Or maybe opening America to new ideas from Cuba. Same as Cuban music has long been so influential. Khuly’s thinking is typical liberal patronizing (like Jon Stewart portrayed here at TD going after Jim Cramer. What silliness on Stewart’s part). She’s solidly stuck in American liberal straight-jacket. In a way bygone ex-patriot Cubans never were.

There seems to be new prevailing notion that the best reason to end embargo is so that Cuba might become American (capitalist, of course) satellite open to hardly-new ideas from the U.S., just like before when Batista was committing mayhem at will. And just as Bahamas and Caymans are U.S. satellites today.

I’m not entirely sure that were I Island Cuban I’d want any dealings with DC-based idiots and their big-biz masters, not hardly a one of which has had a new idea since New Deal, almost 30 years BEFORE Cuban Revolution.

As Chavez, Morales and Correa know: Who needs antiquated U.S. ideas? Reactionary as espoused by Ayn Rand, renowned dogmatist who sought to excuse any nastiness on behalf of libertine ego. (Compared to Rand, de Sade was pussycat lover.)

Having said above, ongoing embargo—for purposes of propaganda on part of idiots still running this lost-in-space place—should be ended, if only for sake of family reunions and some economic benefit to average Island Cubans. Yeah, we got stuff they could use after decades of the most ridiculous policy. Alas, not car parts anymore. Not since we don’t even make those anymore. Irony might be that Americans have become more like Island Cubans than they like us over decades. So we DO have more in common than previously thought. Oh, goody! (Ya got to love it, got to love ironic twists and turns that make for history.)

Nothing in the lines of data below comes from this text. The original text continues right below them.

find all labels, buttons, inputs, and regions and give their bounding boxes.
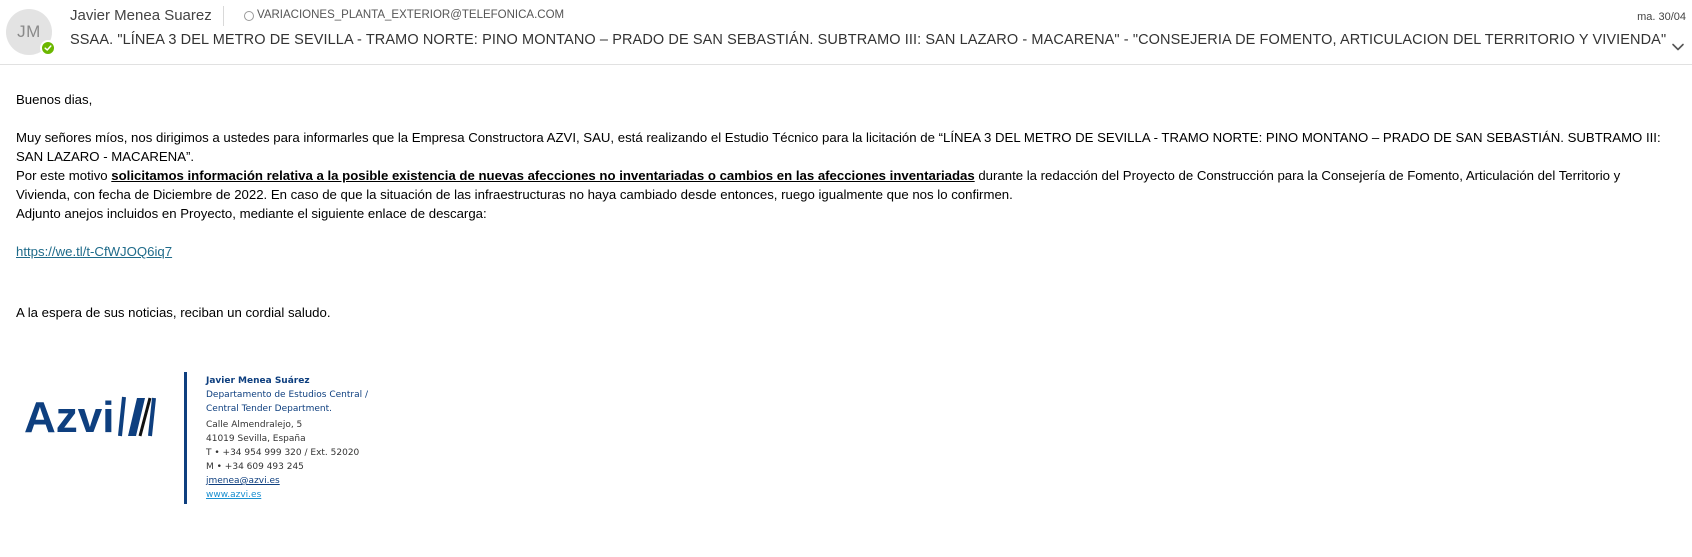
chevron-down-icon[interactable] xyxy=(1671,40,1685,54)
request-prefix: Por este motivo xyxy=(16,168,112,183)
signature-phone: T • +34 954 999 320 / Ext. 52020 xyxy=(206,448,360,458)
download-link[interactable]: https://we.tl/t-CfWJOQ6iq7 xyxy=(16,244,172,259)
signature-address-street: Calle Almendralejo, 5 xyxy=(206,420,303,430)
status-ring-icon xyxy=(244,11,254,21)
signature-address-city: 41019 Sevilla, España xyxy=(206,434,306,444)
avatar-initials: JM xyxy=(17,22,41,41)
recipient-address[interactable]: VARIACIONES_PLANTA_EXTERIOR@TELEFONICA.C… xyxy=(257,9,564,21)
body-paragraph-intro: Muy señores míos, nos dirigimos a ustede… xyxy=(16,130,1661,164)
signature-department-en: Central Tender Department. xyxy=(206,404,332,414)
message-header: JM Javier Menea Suarez VARIACIONES_PLANT… xyxy=(0,0,1692,65)
logo-wordmark: Azvi xyxy=(24,393,114,442)
signature-mobile: M • +34 609 493 245 xyxy=(206,462,304,472)
sender-name[interactable]: Javier Menea Suarez xyxy=(70,7,212,24)
message-body: Buenos dias, Muy señores míos, nos dirig… xyxy=(16,90,1676,322)
header-divider xyxy=(223,6,224,26)
request-highlight: solicitamos información relativa a la po… xyxy=(111,168,975,183)
greeting: Buenos dias, xyxy=(16,92,93,107)
message-subject: SSAA. "LÍNEA 3 DEL METRO DE SEVILLA - TR… xyxy=(70,32,1667,48)
azvi-logo: Azvi xyxy=(24,393,156,442)
signature-divider xyxy=(184,372,187,504)
body-paragraph-attachment: Adjunto anejos incluidos en Proyecto, me… xyxy=(16,206,487,221)
signature-website-link[interactable]: www.azvi.es xyxy=(206,490,261,500)
checkmark-icon xyxy=(44,45,52,51)
body-paragraph-request: Por este motivo solicitamos información … xyxy=(16,166,1676,204)
signature-name: Javier Menea Suárez xyxy=(206,376,310,386)
email-signature: Javier Menea Suárez Departamento de Estu… xyxy=(206,374,368,502)
presence-available-icon xyxy=(40,40,56,56)
signature-email-link[interactable]: jmenea@azvi.es xyxy=(206,476,280,486)
closing-line: A la espera de sus noticias, reciban un … xyxy=(16,305,331,320)
message-date: ma. 30/04 xyxy=(1637,11,1686,23)
signature-department: Departamento de Estudios Central / xyxy=(206,390,368,400)
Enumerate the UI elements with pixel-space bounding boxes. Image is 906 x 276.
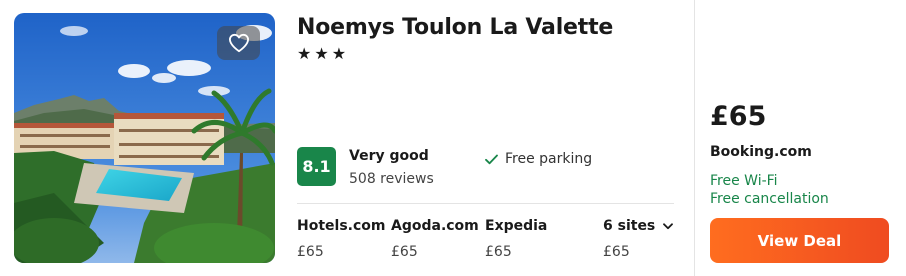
review-count[interactable]: 508 reviews [349, 171, 434, 187]
hotel-name[interactable]: Noemys Toulon La Valette [297, 15, 613, 40]
deal-feature-cancellation: Free cancellation [710, 191, 829, 207]
more-sites-label: 6 sites [603, 218, 656, 234]
hotel-result-card: Noemys Toulon La Valette ★★★ 8.1 Very go… [0, 0, 906, 276]
more-sites-dropdown[interactable]: 6 sites £65 [603, 218, 674, 260]
heart-outline-icon [228, 33, 249, 53]
amenity-free-parking: Free parking [485, 151, 592, 167]
rating-score-badge: 8.1 [297, 147, 336, 186]
view-deal-button[interactable]: View Deal [710, 218, 889, 263]
more-sites-toggle[interactable]: 6 sites [603, 218, 674, 234]
chevron-down-icon [663, 222, 674, 229]
site-price: £65 [485, 244, 512, 260]
site-price: £65 [297, 244, 324, 260]
amenity-label: Free parking [505, 151, 593, 167]
site-price-agoda-com[interactable]: Agoda.com £65 [391, 218, 479, 260]
more-sites-price: £65 [603, 244, 630, 260]
deal-provider: Booking.com [710, 144, 812, 160]
checkmark-icon [485, 154, 498, 164]
site-name: Expedia [485, 218, 548, 234]
site-name: Hotels.com [297, 218, 386, 234]
divider [297, 203, 674, 204]
favorite-button[interactable] [217, 26, 260, 60]
site-price-hotels-com[interactable]: Hotels.com £65 [297, 218, 385, 260]
site-name: Agoda.com [391, 218, 479, 234]
site-price-expedia[interactable]: Expedia £65 [485, 218, 547, 260]
star-rating: ★★★ [297, 44, 350, 63]
deal-price: £65 [710, 101, 767, 132]
deal-feature-wifi: Free Wi-Fi [710, 173, 778, 189]
rating-label: Very good [349, 148, 429, 164]
column-divider [694, 0, 695, 276]
site-price: £65 [391, 244, 418, 260]
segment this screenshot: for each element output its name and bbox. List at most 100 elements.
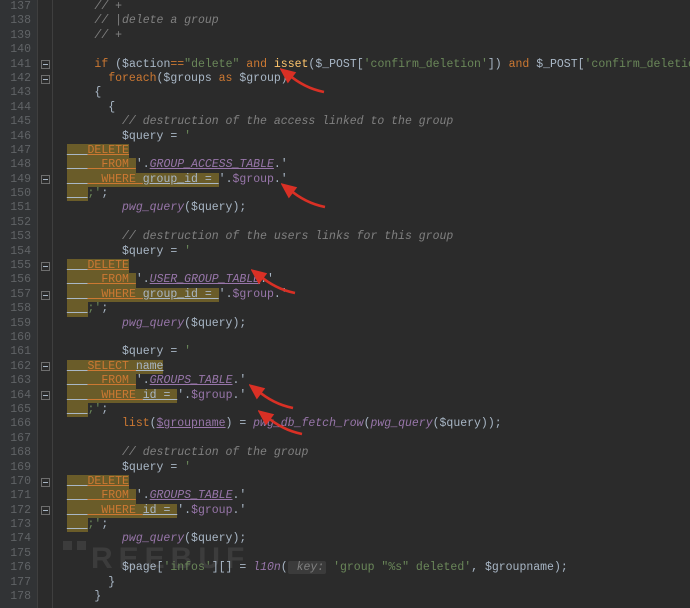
fold-cell (38, 331, 52, 345)
code-line: pwg_query($query); (53, 201, 690, 215)
line-number: 178 (0, 590, 31, 604)
fold-cell (38, 461, 52, 475)
line-number: 148 (0, 158, 31, 172)
line-number: 147 (0, 144, 31, 158)
fold-cell (38, 0, 52, 14)
line-number: 138 (0, 14, 31, 28)
fold-gutter (38, 0, 53, 608)
code-line: // |delete a group (53, 14, 690, 28)
line-number: 161 (0, 345, 31, 359)
line-number: 173 (0, 518, 31, 532)
fold-cell (38, 273, 52, 287)
fold-cell (38, 86, 52, 100)
line-number: 169 (0, 461, 31, 475)
fold-cell (38, 216, 52, 230)
fold-cell (38, 590, 52, 604)
fold-cell (38, 504, 52, 518)
code-line: $page['infos'][] = l10n( key: 'group "%s… (53, 561, 690, 575)
code-line: WHERE group_id = '.$group.' (53, 173, 690, 187)
code-line: ;'; (53, 518, 690, 532)
line-number: 160 (0, 331, 31, 345)
line-number: 171 (0, 489, 31, 503)
code-line: pwg_query($query); (53, 317, 690, 331)
line-number: 150 (0, 187, 31, 201)
line-number: 152 (0, 216, 31, 230)
code-line: // + (53, 29, 690, 43)
line-number: 158 (0, 302, 31, 316)
code-line (53, 547, 690, 561)
fold-minus-icon[interactable] (41, 291, 50, 300)
code-area[interactable]: REEBUF // + // |delete a group // + if (… (53, 0, 690, 608)
fold-cell (38, 489, 52, 503)
fold-cell (38, 302, 52, 316)
code-line (53, 216, 690, 230)
line-number: 155 (0, 259, 31, 273)
fold-cell (38, 187, 52, 201)
line-number: 139 (0, 29, 31, 43)
line-number: 153 (0, 230, 31, 244)
code-line (53, 43, 690, 57)
fold-minus-icon[interactable] (41, 60, 50, 69)
line-number: 162 (0, 360, 31, 374)
fold-cell (38, 475, 52, 489)
code-line: $query = ' (53, 345, 690, 359)
code-line: WHERE id = '.$group.' (53, 504, 690, 518)
fold-cell (38, 29, 52, 43)
line-number: 166 (0, 417, 31, 431)
line-number: 159 (0, 317, 31, 331)
fold-minus-icon[interactable] (41, 506, 50, 515)
code-line: { (53, 86, 690, 100)
line-number: 157 (0, 288, 31, 302)
code-line: // destruction of the access linked to t… (53, 115, 690, 129)
code-line: FROM '.GROUPS_TABLE.' (53, 374, 690, 388)
fold-minus-icon[interactable] (41, 262, 50, 271)
fold-cell (38, 288, 52, 302)
fold-cell (38, 561, 52, 575)
code-line: $query = ' (53, 130, 690, 144)
line-number: 143 (0, 86, 31, 100)
code-line: DELETE (53, 259, 690, 273)
line-number: 177 (0, 576, 31, 590)
line-number-gutter: 1371381391401411421431441451461471481491… (0, 0, 38, 608)
line-number: 163 (0, 374, 31, 388)
fold-cell (38, 403, 52, 417)
line-number: 172 (0, 504, 31, 518)
code-line: pwg_query($query); (53, 532, 690, 546)
fold-cell (38, 58, 52, 72)
fold-cell (38, 547, 52, 561)
line-number: 141 (0, 58, 31, 72)
fold-minus-icon[interactable] (41, 478, 50, 487)
code-line: if ($action=="delete" and isset($_POST['… (53, 58, 690, 72)
fold-cell (38, 389, 52, 403)
fold-minus-icon[interactable] (41, 362, 50, 371)
code-line: $query = ' (53, 245, 690, 259)
line-number: 170 (0, 475, 31, 489)
fold-minus-icon[interactable] (41, 391, 50, 400)
line-number: 165 (0, 403, 31, 417)
fold-cell (38, 130, 52, 144)
code-line: // destruction of the group (53, 446, 690, 460)
code-line: ;'; (53, 403, 690, 417)
fold-cell (38, 72, 52, 86)
code-line: FROM '.GROUP_ACCESS_TABLE.' (53, 158, 690, 172)
fold-minus-icon[interactable] (41, 175, 50, 184)
fold-cell (38, 245, 52, 259)
code-line: DELETE (53, 144, 690, 158)
line-number: 175 (0, 547, 31, 561)
code-line: SELECT name (53, 360, 690, 374)
code-line: foreach($groups as $group) (53, 72, 690, 86)
fold-cell (38, 43, 52, 57)
fold-cell (38, 101, 52, 115)
line-number: 140 (0, 43, 31, 57)
line-number: 151 (0, 201, 31, 215)
line-number: 145 (0, 115, 31, 129)
fold-cell (38, 345, 52, 359)
line-number: 149 (0, 173, 31, 187)
fold-cell (38, 158, 52, 172)
line-number: 174 (0, 532, 31, 546)
code-line: { (53, 101, 690, 115)
fold-minus-icon[interactable] (41, 75, 50, 84)
code-line: FROM '.USER_GROUP_TABLE.' (53, 273, 690, 287)
fold-cell (38, 576, 52, 590)
code-line: $query = ' (53, 461, 690, 475)
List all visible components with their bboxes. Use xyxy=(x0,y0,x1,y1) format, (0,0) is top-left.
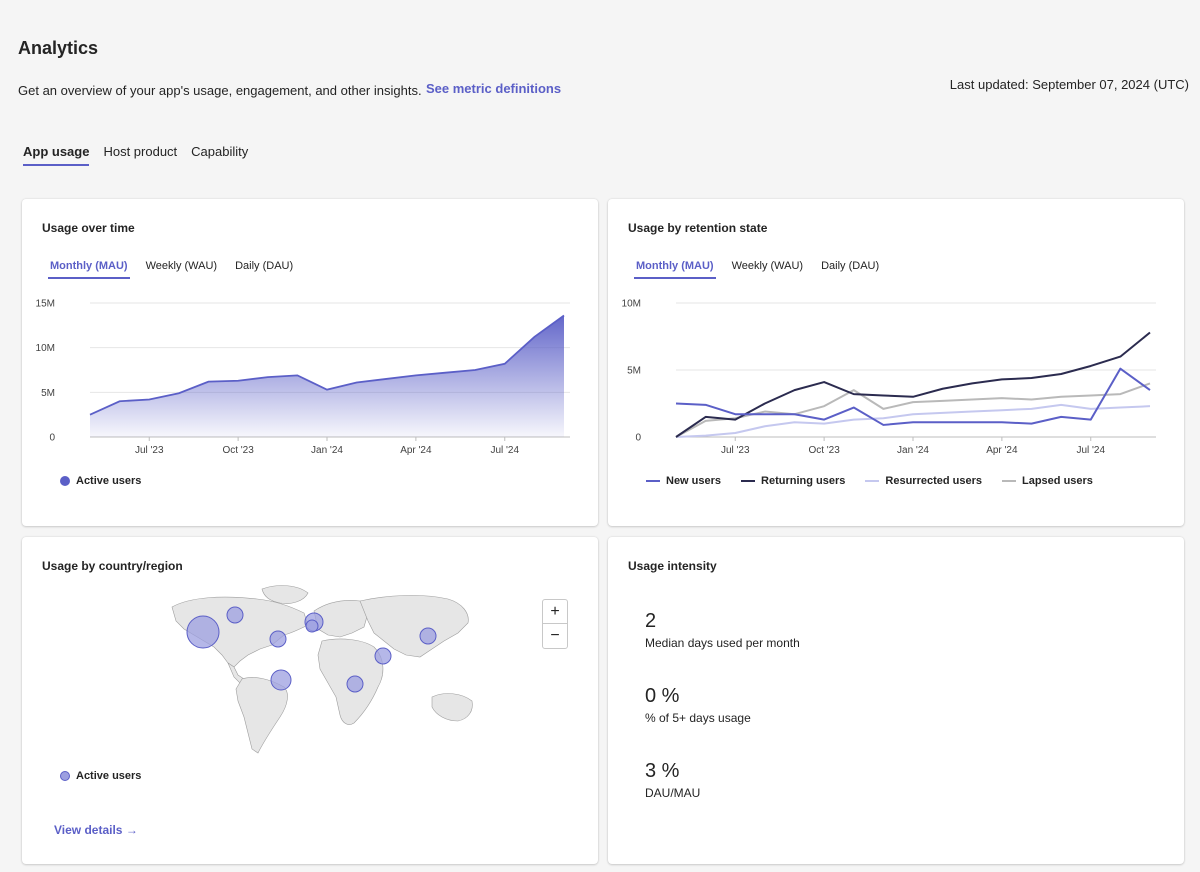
legend-item-lapsed-users[interactable]: Lapsed users xyxy=(1002,475,1093,487)
legend-dot-icon xyxy=(60,771,70,781)
legend-item-new-users[interactable]: New users xyxy=(646,475,721,487)
legend-line-icon xyxy=(741,480,756,482)
bubble-north-atlantic xyxy=(269,630,287,648)
bubble-east-asia xyxy=(419,627,437,645)
card-title: Usage intensity xyxy=(628,559,717,573)
map-legend: Active users xyxy=(60,770,141,782)
x-tick-label: Oct '23 xyxy=(222,445,254,456)
metric-value: 0 % xyxy=(645,685,680,707)
zoom-out-button[interactable]: − xyxy=(543,624,567,648)
legend-label: New users xyxy=(666,475,722,487)
usage-over-time-card: Usage over time Monthly (MAU) Weekly (WA… xyxy=(22,199,598,526)
bubble-canada xyxy=(226,606,244,624)
y-tick-label: 10M xyxy=(36,343,55,354)
legend-label: Resurrected users xyxy=(885,475,982,487)
country-card: Usage by country/region + − Active users… xyxy=(22,537,598,864)
x-tick-label: Jan '24 xyxy=(311,445,343,456)
australia-shape xyxy=(431,693,473,722)
bubble-south-america xyxy=(270,669,292,691)
tab-capability[interactable]: Capability xyxy=(191,144,248,166)
x-tick-label: Jul '24 xyxy=(490,445,519,456)
legend-line-icon xyxy=(865,480,880,482)
bubble-north-america-west xyxy=(186,615,220,649)
legend-item-resurrected-users[interactable]: Resurrected users xyxy=(865,475,982,487)
page-subtitle: Get an overview of your app's usage, eng… xyxy=(18,83,422,98)
metric-dau-mau: 3 % DAU/MAU xyxy=(645,760,700,800)
last-updated-text: Last updated: September 07, 2024 (UTC) xyxy=(949,77,1189,92)
x-tick-label: Jul '24 xyxy=(1076,445,1105,456)
retention-line-chart: 0 5M 10M Jul '23 Oct '23 Jan '24 Apr '24 Jul '2… xyxy=(622,299,1156,456)
legend-item-returning-users[interactable]: Returning users xyxy=(741,475,845,487)
metric-median-days: 2 Median days used per month xyxy=(645,610,800,650)
series-line-lapsed-users xyxy=(675,382,1151,438)
metric-label: DAU/MAU xyxy=(645,786,701,800)
legend-item-active-users[interactable]: Active users xyxy=(60,475,141,487)
usage-area-chart: 0 5M 10M 15M Jul '23 Oct '23 Jan '24 Apr '24 Jul… xyxy=(36,299,570,456)
series-line-resurrected-users xyxy=(675,403,1151,438)
view-details-link[interactable]: View details → xyxy=(54,823,138,837)
bubble-south-asia xyxy=(374,647,392,665)
landmass-shapes xyxy=(171,585,473,754)
chart-legend: Active users xyxy=(60,475,141,487)
legend-label: Lapsed users xyxy=(1022,475,1093,487)
y-tick-label: 5M xyxy=(41,388,55,399)
map-zoom-control: + − xyxy=(542,599,568,649)
retention-card: Usage by retention state Monthly (MAU) W… xyxy=(608,199,1184,526)
legend-item-active-users[interactable]: Active users xyxy=(60,770,141,782)
x-tick-label: Jul '23 xyxy=(135,445,164,456)
x-tick-label: Jul '23 xyxy=(721,445,750,456)
x-tick-label: Oct '23 xyxy=(808,445,840,456)
metric-value: 3 % xyxy=(645,760,680,782)
y-tick-label: 0 xyxy=(49,433,55,444)
y-tick-label: 10M xyxy=(622,299,641,310)
main-tabs: App usage Host product Capability xyxy=(23,144,248,166)
x-tick-label: Jan '24 xyxy=(897,445,929,456)
x-tick-label: Apr '24 xyxy=(400,445,432,456)
legend-label: Active users xyxy=(76,475,142,487)
metric-definitions-link[interactable]: See metric definitions xyxy=(426,81,561,96)
metric-value: 2 xyxy=(645,610,657,632)
legend-line-icon xyxy=(1002,480,1016,482)
metric-five-plus-days: 0 % % of 5+ days usage xyxy=(645,685,751,725)
legend-line-icon xyxy=(646,480,660,482)
asia-shape xyxy=(359,595,469,658)
bubble-africa xyxy=(346,675,364,693)
tab-host-product[interactable]: Host product xyxy=(103,144,177,166)
zoom-in-button[interactable]: + xyxy=(543,600,567,624)
bubble-europe-central xyxy=(305,619,319,633)
active-users-area xyxy=(90,315,564,437)
y-tick-label: 15M xyxy=(36,299,55,310)
legend-label: Returning users xyxy=(761,475,846,487)
tab-app-usage[interactable]: App usage xyxy=(23,144,90,166)
intensity-card: Usage intensity 2 Median days used per m… xyxy=(608,537,1184,864)
page-title: Analytics xyxy=(18,38,99,58)
y-tick-label: 5M xyxy=(627,366,641,377)
metric-label: % of 5+ days usage xyxy=(645,711,751,725)
y-tick-label: 0 xyxy=(635,433,641,444)
metric-label: Median days used per month xyxy=(645,636,800,650)
legend-label: Active users xyxy=(76,770,142,782)
legend-dot-icon xyxy=(60,476,70,486)
x-tick-label: Apr '24 xyxy=(986,445,1018,456)
world-map[interactable] xyxy=(22,537,598,767)
chart-legend: New users Returning users Resurrected us… xyxy=(646,475,1093,487)
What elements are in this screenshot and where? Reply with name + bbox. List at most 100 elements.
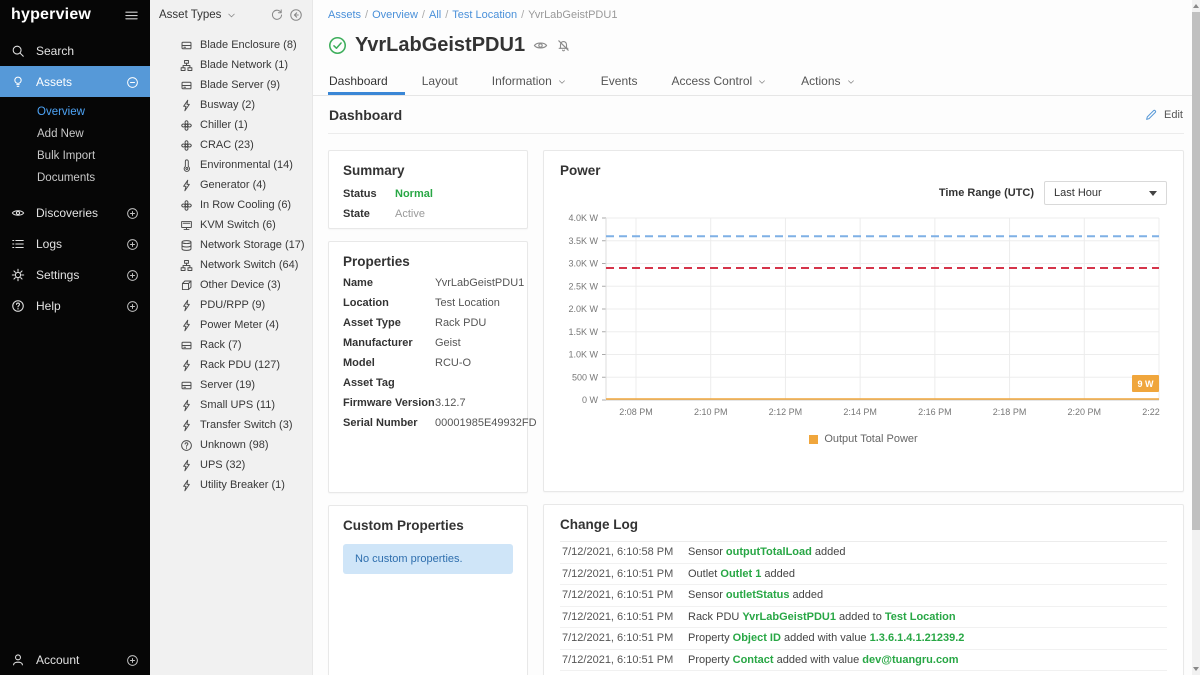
change-log-message: Rack PDU YvrLabGeistPDU1 added to Test L… — [688, 611, 956, 623]
asset-type-label: Network Switch (64) — [200, 259, 298, 271]
asset-type-item-network-storage[interactable]: Network Storage (17) — [150, 235, 312, 255]
time-range-value: Last Hour — [1054, 187, 1102, 199]
hamburger-menu-icon[interactable] — [124, 8, 139, 23]
asset-type-item-other-device[interactable]: Other Device (3) — [150, 275, 312, 295]
tab-layout[interactable]: Layout — [405, 69, 475, 95]
server-icon — [180, 379, 193, 392]
edit-button[interactable]: Edit — [1144, 108, 1183, 122]
sidebar-item-discoveries[interactable]: Discoveries — [0, 197, 150, 228]
asset-type-item-blade-enclosure[interactable]: Blade Enclosure (8) — [150, 35, 312, 55]
server-icon — [180, 339, 193, 352]
property-label: Manufacturer — [343, 336, 435, 351]
asset-type-item-busway[interactable]: Busway (2) — [150, 95, 312, 115]
asset-type-item-crac[interactable]: CRAC (23) — [150, 135, 312, 155]
asset-type-item-chiller[interactable]: Chiller (1) — [150, 115, 312, 135]
change-log-row: 7/12/2021, 6:10:58 PMSensor outputTotalL… — [560, 542, 1167, 564]
asset-types-dropdown[interactable]: Asset Types — [159, 9, 221, 21]
asset-type-item-pdu-rpp[interactable]: PDU/RPP (9) — [150, 295, 312, 315]
bolt-icon — [180, 399, 193, 412]
summary-state-label: State — [343, 207, 395, 222]
scrollbar-up-arrow[interactable] — [1193, 4, 1199, 8]
asset-type-item-blade-network[interactable]: Blade Network (1) — [150, 55, 312, 75]
sidebar-item-settings[interactable]: Settings — [0, 259, 150, 290]
asset-type-label: Unknown (98) — [200, 439, 268, 451]
asset-type-item-server[interactable]: Server (19) — [150, 375, 312, 395]
tab-access-control[interactable]: Access Control — [654, 69, 784, 95]
expand-plus-icon[interactable] — [126, 298, 139, 312]
change-log-timestamp: 7/12/2021, 6:10:51 PM — [560, 632, 688, 644]
sidebar-item-account[interactable]: Account — [0, 644, 150, 675]
collapse-minus-icon[interactable] — [126, 74, 139, 88]
expand-plus-icon[interactable] — [126, 236, 139, 250]
sidebar-item-search[interactable]: Search — [0, 35, 150, 66]
tab-label: Information — [492, 74, 552, 88]
sidebar-item-label: Account — [36, 653, 79, 667]
asset-type-label: Transfer Switch (3) — [200, 419, 293, 431]
breadcrumb-link-all[interactable]: All — [429, 9, 441, 21]
sidebar-subitem-documents[interactable]: Documents — [0, 167, 150, 189]
network-icon — [180, 259, 193, 272]
asset-type-item-rack-pdu[interactable]: Rack PDU (127) — [150, 355, 312, 375]
fan-icon — [180, 139, 193, 152]
svg-text:2.5K W: 2.5K W — [568, 281, 598, 291]
asset-type-item-transfer-switch[interactable]: Transfer Switch (3) — [150, 415, 312, 435]
svg-text:2:20 PM: 2:20 PM — [1068, 407, 1102, 417]
sidebar-subitem-overview[interactable]: Overview — [0, 101, 150, 123]
asset-type-label: In Row Cooling (6) — [200, 199, 291, 211]
sidebar-item-assets[interactable]: Assets — [0, 66, 150, 97]
sidebar-subitem-bulk-import[interactable]: Bulk Import — [0, 145, 150, 167]
asset-type-item-blade-server[interactable]: Blade Server (9) — [150, 75, 312, 95]
breadcrumb-link-overview[interactable]: Overview — [372, 9, 418, 21]
bolt-icon — [180, 459, 193, 472]
summary-status-label: Status — [343, 187, 395, 202]
network-icon — [180, 59, 193, 72]
asset-type-label: Small UPS (11) — [200, 399, 275, 411]
scrollbar-down-arrow[interactable] — [1193, 667, 1199, 671]
bolt-icon — [180, 319, 193, 332]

Cuban proviso should be as follows: We agree, so long as U.S. returns Cuban Five and does not attempt to extort us in exchange for ending embargo. Otherwise, F-off.

And might embargo be ended at the same time U.S. closes prison at Guantanamo housing political prisoners. Maybe even giving that piece of Cuba back to Cuba to be used for more peaceful purposes. Miami pols are opposed, of course. (Same as Obama and Pelosi oppose single-payer healthcare that Island Cubans enjoy.) There was fly-over attempt to poison fine tobacco crops along with Fidel. Looks like Fidel’s the one who prevailed. No doubt sometimes at expense of average Island Cuban. But then when was revolution easy? (Keynes stupidly made fun of long-term, perhaps leading to broker-think nowadays of 15 minutes being too long-term.)

Hypocrisy is what really rules in the US of A, baby. By now become meta-hypocrisy obscenely coupled with arrogance, which come to think of it ain’t hardly nothin’ new. Just ask Leonard Peltier, political prisoner by these United States, otherwise citizen of another nominally sovereign nation. Sovereign so long as U.S. government says so, pending “ideas” rammed down proverbial throat, by military force if necessary.